Tina Fey Says It’s a “Terrible Time for Women in Comedy,” Hates All the Presidential Candidates

Share:

Tina Fey is making the press rounds in advance of the March 4 release of the political comedy Whiskey Tango Foxtrot, in which she stars. Of course, Fey not long ago also had to do a press tour for her film, Sisters, in which she co-starred with Amy Poehler.

The bounty of junkets and innumerable interviews has inevitably led Fey to be asked the same questions lots of times — and reporters’ repeated queries were particularly annoying in addressing the “women in comedy” discussion. In a long profile in Town & Country that went up yesterday, Fey expressed a great deal of frustration with such questions, as well as with the state the country is in.

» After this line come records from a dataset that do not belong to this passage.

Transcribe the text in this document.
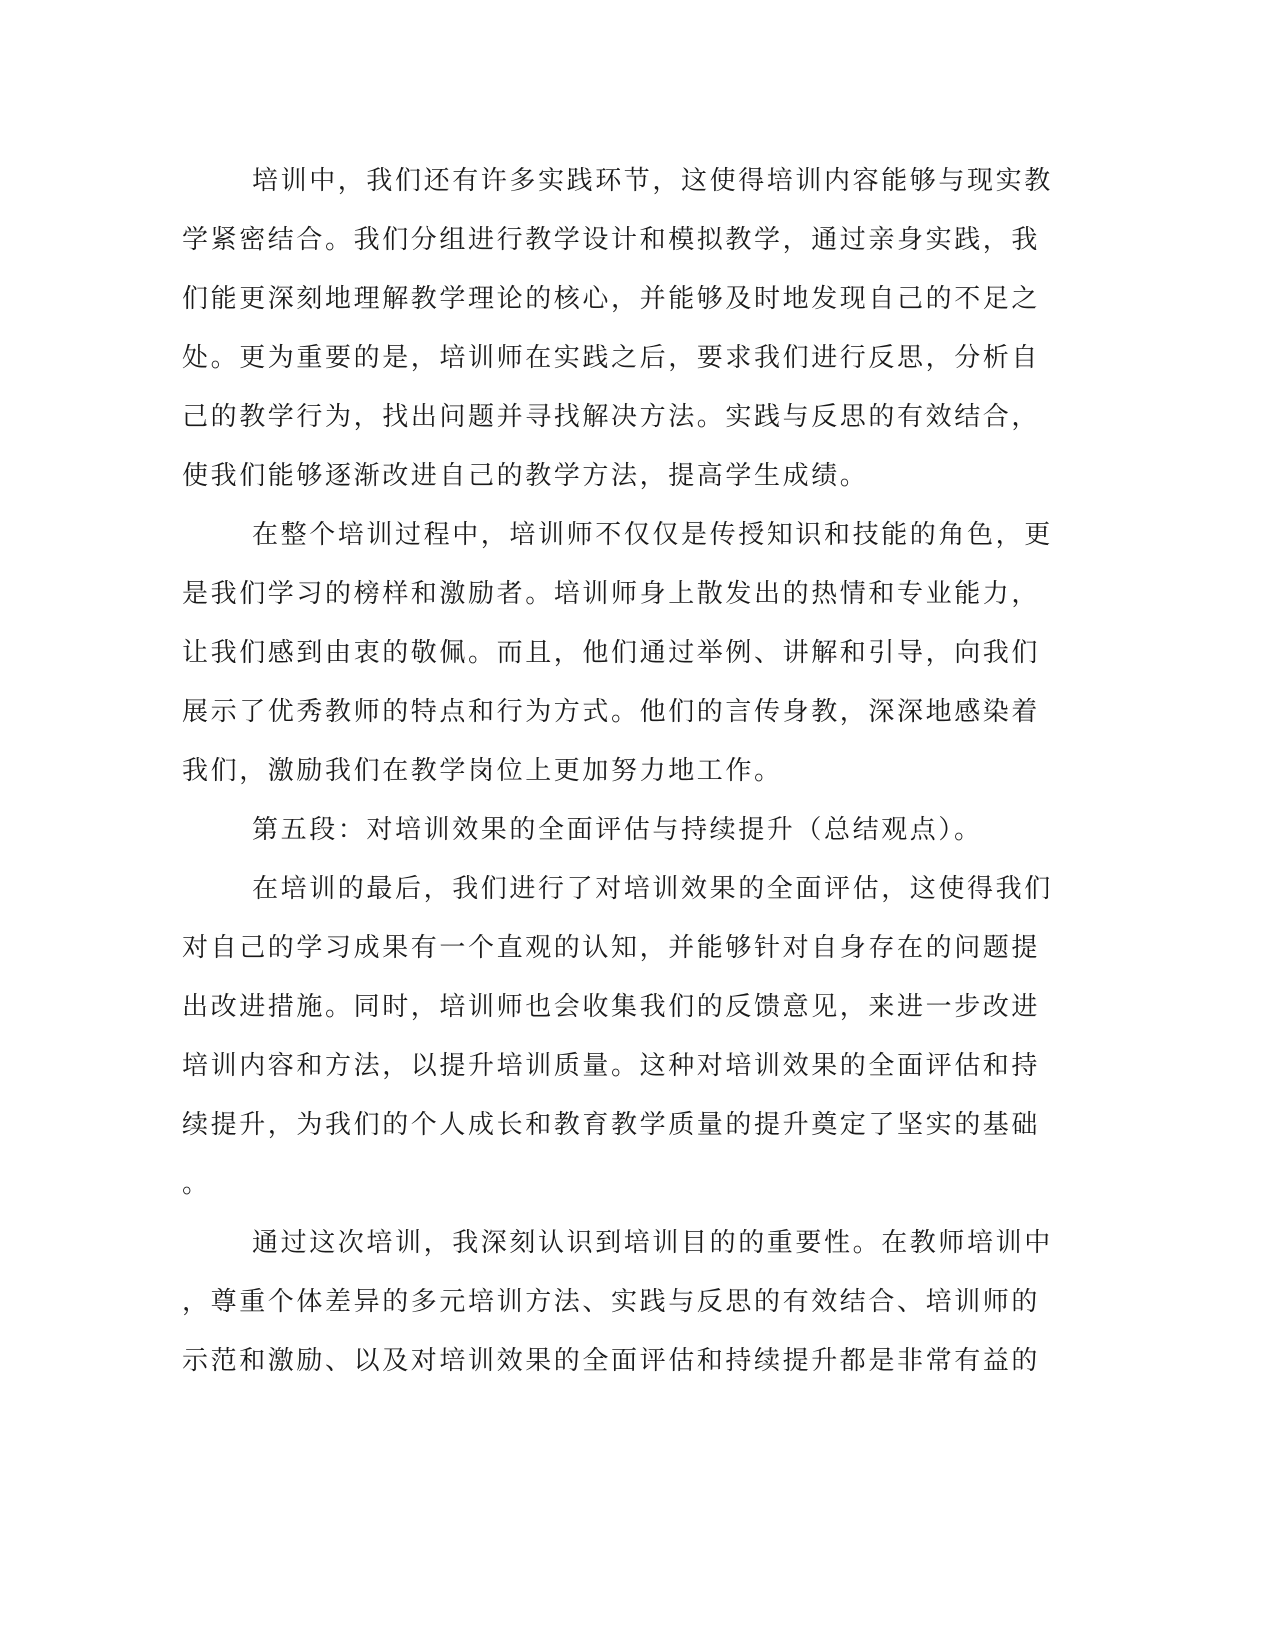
培训中，我们还有许多实践环节，这使得培训内容能够与现实教
学紧密结合。我们分组进行教学设计和模拟教学，通过亲身实践，我
们能更深刻地理解教学理论的核心，并能够及时地发现自己的不足之
处。更为重要的是，培训师在实践之后，要求我们进行反思，分析自
己的教学行为，找出问题并寻找解决方法。实践与反思的有效结合，
使我们能够逐渐改进自己的教学方法，提高学生成绩。
在整个培训过程中，培训师不仅仅是传授知识和技能的角色，更
是我们学习的榜样和激励者。培训师身上散发出的热情和专业能力，
让我们感到由衷的敬佩。而且，他们通过举例、讲解和引导，向我们
展示了优秀教师的特点和行为方式。他们的言传身教，深深地感染着
我们，激励我们在教学岗位上更加努力地工作。
第五段：对培训效果的全面评估与持续提升（总结观点）。
在培训的最后，我们进行了对培训效果的全面评估，这使得我们
对自己的学习成果有一个直观的认知，并能够针对自身存在的问题提
出改进措施。同时，培训师也会收集我们的反馈意见，来进一步改进
培训内容和方法，以提升培训质量。这种对培训效果的全面评估和持
续提升，为我们的个人成长和教育教学质量的提升奠定了坚实的基础
。
通过这次培训，我深刻认识到培训目的的重要性。在教师培训中
，尊重个体差异的多元培训方法、实践与反思的有效结合、培训师的
示范和激励、以及对培训效果的全面评估和持续提升都是非常有益的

She mentions how on the Sisters press tour, “journalists were still bringing up, ‘People say women aren’t funny.'” Her response:

The next time I’m at a press junket and someone says that, I have to remember to say, ‘We need to stop talking about whether women are funny. And we need to acknowledge that black people are funnier than white people. Let’s discuss that.’

The other question she constantly had to answer about being a woman in comedy is the usual, “‘Isn’t this an amazing time for women in comedy?’” And her response to this was:

People really wanted us to be openly grateful – ‘Thank you so much!’ – and we were like, ‘No, it’s a terrible time,’” Fey said. “If you were to really look at it, the boys are still getting more money for a lot of garbage, while the ladies are hustling and doing amazing work for less.

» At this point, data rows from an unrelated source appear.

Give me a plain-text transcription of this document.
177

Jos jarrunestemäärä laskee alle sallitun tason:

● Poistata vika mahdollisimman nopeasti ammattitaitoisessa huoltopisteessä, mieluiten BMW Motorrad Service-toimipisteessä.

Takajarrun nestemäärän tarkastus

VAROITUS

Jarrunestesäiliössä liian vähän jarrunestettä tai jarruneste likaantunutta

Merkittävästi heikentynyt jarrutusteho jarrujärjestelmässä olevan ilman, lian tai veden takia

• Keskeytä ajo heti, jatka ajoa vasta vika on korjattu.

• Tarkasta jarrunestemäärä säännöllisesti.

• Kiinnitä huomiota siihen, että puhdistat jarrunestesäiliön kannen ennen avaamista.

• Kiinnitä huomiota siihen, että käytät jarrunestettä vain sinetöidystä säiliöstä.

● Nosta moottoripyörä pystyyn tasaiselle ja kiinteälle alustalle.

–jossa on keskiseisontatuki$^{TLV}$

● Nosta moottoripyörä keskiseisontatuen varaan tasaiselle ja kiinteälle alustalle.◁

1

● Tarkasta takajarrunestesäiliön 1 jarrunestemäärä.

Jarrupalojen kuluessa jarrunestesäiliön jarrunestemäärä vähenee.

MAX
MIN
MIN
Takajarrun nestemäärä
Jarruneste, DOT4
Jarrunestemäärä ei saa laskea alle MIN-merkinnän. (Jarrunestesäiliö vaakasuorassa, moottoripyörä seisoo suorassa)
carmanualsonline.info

As for the current election, while many of us harbor a quiet annoyance with the less insidious candidates and a loud terror with the more extreme ones, producing something of a confusing rainbow of emotions every time we see them all on one screen, Tina Fey’s reaction to them is a little more monolithic (and very Tina Fey): she says she “hate[s] them all.” She mentions having played Palin on SNL, and says it was easier to stay neutral for the purposes of comedy then, whereas now “it would be tough to stay neutral. In hindsight [the 2008 election] seems genteel in comparison.”